Non-obstructive azoospermia

Non-obstructive azoospermia is defined in the literature as the absence of sperm in the ejaculate due to a failure in spermatogenesis, representing the most severe form of male infertility. Its etiology is either due to intrinsic testicular damage or inadequate gonadotropin production.

Non-obstructive azoospermia – what it is and why it occurs

Azoospermia is a complete absence of sperm in the ejaculate. A distinction must be made if this absence occurs as a result of an obstruction (obstructive azoospermia) or as a result of abnormal sperm production (non-obstructive azoospermia). Statistically, up to 2% of men in the world do not have a measurable amount of sperm in semen, with azoospermia accounting for up to 10% of cases of male infertility. The problem occurs either from birth or later in life.

Multiple causes for non-obstructive azoospermia are known, including:

– Genetic abnormalities – this category includes Y chromosome microdeletions and karyotype abnormalities (the most common is Klinefelter syndrome and it occurs when a man has an extra X chromosome); up to 10% of patients with non-obstructive azoospermia will have detectable genetic abnormalities leading to reduced sperm production

– Hormonal imbalances – in the situation where there is a deficiency or absence of pituitary hormones, sperm production cannot occur. Men who take or have taken steroids may have hormonal imbalances involved in sperm production.

– Radiation and toxic substances – exposure to chemicals such as heavy metals, chemotherapy and radiation therapy can affect sperm production; for this reason it is recommended to preserve the sperm before starting chemotherapy or radiotherapy.

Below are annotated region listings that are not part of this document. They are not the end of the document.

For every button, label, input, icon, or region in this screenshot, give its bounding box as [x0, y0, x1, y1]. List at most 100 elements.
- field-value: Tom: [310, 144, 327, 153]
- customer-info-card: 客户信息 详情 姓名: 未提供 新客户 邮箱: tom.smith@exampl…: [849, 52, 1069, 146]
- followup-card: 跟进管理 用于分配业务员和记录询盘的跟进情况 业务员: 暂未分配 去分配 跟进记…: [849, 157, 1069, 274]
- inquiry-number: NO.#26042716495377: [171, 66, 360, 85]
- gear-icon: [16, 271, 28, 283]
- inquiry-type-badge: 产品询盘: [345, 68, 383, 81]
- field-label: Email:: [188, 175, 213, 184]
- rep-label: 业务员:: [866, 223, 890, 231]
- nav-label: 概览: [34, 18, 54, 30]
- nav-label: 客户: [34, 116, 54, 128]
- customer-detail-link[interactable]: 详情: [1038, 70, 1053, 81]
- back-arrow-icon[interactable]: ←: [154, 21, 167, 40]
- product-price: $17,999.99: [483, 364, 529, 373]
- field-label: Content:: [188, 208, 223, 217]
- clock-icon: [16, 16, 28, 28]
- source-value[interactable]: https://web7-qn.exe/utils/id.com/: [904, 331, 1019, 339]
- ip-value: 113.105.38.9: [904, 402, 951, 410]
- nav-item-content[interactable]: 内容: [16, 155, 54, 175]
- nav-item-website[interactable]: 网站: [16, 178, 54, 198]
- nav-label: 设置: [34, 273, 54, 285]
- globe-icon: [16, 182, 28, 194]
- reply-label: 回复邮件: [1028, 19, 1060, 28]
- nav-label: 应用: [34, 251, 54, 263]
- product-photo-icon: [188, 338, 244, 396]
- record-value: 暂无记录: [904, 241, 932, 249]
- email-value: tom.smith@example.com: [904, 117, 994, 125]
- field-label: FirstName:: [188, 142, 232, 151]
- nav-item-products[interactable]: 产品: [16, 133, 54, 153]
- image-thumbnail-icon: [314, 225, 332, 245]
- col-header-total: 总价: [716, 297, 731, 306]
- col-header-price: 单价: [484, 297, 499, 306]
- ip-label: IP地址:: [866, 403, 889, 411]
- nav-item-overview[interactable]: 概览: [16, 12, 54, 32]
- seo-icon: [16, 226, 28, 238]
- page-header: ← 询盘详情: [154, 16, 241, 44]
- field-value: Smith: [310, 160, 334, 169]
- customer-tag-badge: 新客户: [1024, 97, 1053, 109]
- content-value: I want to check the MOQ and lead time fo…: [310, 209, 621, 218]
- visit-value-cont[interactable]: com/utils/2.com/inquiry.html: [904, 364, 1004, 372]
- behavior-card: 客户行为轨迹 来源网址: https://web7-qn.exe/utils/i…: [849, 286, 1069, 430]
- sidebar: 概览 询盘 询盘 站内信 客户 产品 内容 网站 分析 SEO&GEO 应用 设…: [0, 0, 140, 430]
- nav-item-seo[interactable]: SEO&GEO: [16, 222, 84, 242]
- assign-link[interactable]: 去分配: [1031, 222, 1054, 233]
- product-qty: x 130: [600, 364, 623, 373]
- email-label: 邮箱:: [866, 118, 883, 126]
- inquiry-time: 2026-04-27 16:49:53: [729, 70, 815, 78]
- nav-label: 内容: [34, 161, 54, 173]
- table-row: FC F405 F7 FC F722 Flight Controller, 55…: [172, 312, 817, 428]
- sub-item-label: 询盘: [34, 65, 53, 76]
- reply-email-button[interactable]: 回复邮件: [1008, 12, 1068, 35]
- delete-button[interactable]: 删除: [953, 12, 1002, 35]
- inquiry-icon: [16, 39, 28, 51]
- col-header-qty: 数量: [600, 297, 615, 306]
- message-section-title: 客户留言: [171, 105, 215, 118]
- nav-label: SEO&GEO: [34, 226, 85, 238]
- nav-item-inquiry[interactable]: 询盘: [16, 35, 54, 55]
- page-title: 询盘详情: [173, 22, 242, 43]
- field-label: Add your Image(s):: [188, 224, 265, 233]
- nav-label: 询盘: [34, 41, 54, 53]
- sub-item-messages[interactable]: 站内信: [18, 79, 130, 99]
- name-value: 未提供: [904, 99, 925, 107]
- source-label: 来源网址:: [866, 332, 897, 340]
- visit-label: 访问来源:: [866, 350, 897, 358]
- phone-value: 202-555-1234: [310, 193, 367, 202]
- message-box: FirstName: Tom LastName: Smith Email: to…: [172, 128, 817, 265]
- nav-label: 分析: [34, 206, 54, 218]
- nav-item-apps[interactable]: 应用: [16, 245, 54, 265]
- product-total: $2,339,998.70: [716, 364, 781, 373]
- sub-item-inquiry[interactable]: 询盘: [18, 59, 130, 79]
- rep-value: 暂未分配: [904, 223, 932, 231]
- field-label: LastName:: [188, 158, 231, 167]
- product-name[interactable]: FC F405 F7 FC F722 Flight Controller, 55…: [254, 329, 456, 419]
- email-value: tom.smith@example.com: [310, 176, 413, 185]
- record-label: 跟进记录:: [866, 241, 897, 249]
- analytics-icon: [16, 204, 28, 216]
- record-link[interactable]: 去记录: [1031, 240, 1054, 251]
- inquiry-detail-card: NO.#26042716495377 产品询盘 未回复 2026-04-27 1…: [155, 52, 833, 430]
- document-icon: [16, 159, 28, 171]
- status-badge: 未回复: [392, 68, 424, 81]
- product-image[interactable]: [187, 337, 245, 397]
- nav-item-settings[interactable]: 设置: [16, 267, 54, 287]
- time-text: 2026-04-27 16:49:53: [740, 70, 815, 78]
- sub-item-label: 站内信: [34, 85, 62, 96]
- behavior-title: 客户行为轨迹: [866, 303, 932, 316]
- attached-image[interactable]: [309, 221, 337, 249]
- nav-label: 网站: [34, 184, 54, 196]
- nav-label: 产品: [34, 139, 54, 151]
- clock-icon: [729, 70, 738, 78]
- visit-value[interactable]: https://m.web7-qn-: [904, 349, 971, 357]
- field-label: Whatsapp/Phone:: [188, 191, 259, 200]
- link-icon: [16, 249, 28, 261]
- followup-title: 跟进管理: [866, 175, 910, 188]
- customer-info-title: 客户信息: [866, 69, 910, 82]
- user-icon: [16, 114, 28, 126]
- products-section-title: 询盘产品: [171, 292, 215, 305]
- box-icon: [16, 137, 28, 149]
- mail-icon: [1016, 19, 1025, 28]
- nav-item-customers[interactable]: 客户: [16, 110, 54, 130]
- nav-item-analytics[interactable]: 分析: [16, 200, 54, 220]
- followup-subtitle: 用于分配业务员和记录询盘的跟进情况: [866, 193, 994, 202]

– Medications – exposure to certain drugs can negatively affect sperm production; an example is testosterone-containing supplements, which can disrupt the normal functioning of the male reproductive system.

– Various medical conditions – certain types of pituitary tumors, testicular cancer, undescended testicles (cryptorchidism) and various immunological causes (post-pubertal orchitis) can affect sperm production

– Varicocele – varicocele is represented by swollen veins in the scrotum, which have a negative impact on sperm production

Diagnosis and treatment for non-obstructive azoospermia

First of all, it is important to have a correct diagnosis of azoospermia, which starts with two semen samples, collected at different times because there are variations in composition that occur naturally; it is important that the sample is brought to the laboratory in a maximum of one hour and that the container is kept at body temperature. Before sampling, it is recommended to avoid ejaculation 2-5 days before so that the body can produce as many sperm as possible. If no sperm are detected in the basic analysis, the sample is inserted in a centrifuge and reanalyzed, with the possibility of finding hidden sperm (cryptozoospermia).

A variant of treatment for men who experience non-obstructive azoospermia is hormone therapy that helps relieve hormonal deficiencies; this may include follicle-stimulating hormone (FSH), human chorionic gonadotropin (HCG), clomiphene, anastrozole or letrozole.

Men who have an abnormal testosterone and estradiol ratio may receive aromatase inhibitors, which improve sperm concentration and motility. Avoiding toxic substances and adjusting the medication by the doctor (when the situation requires it) can also contribute to an increased number of sperm.

Regarding varicocelectomy (varicocele surgery), which involves binding the affected veins and redirecting blood flow to healthy veins, it is useful, but is recommended in severe cases. Up to 40% of men notice that sperm return to sperm after this operation.

Non-obstructive azoospermia and fertility

In the past, fertility doctors believed that the men who had problems producing sperm could only have children with donated sperm or by adoption. However, testicular biopsies of patients with non-obstructive azoospermia often indicate the presence of sperm; although they may have reduced motility, they are used for intracytoplasmic sperm injection (ICSI) during in vitro fertilization (IVF). After several hours of in vitro incubation, the testicular extracted sperm show some motility; the initial absence of motility does not necessarily reflect their viability.

Methods of viable sperm recovery in these patients include fine-needle testicular aspiration (TESA), percutaneous epididymal sperm aspiration (PESA), testicular sperm extraction (TESE), and microsurgical extraction of sperm from the testicle (micro-TES).

Through these interventions, performed under general anesthesia, sperm can be obtained which are later used in assisted reproduction techniques. If there is a genetic cause for non-obstructive azoospermia, genetic testing before the mentioned procedures is indicated. Typical criteria for defective sperm production, including high FSH or reduced testicular volume, do not anticipate the patients who will have viable sperm during the extraction procedure.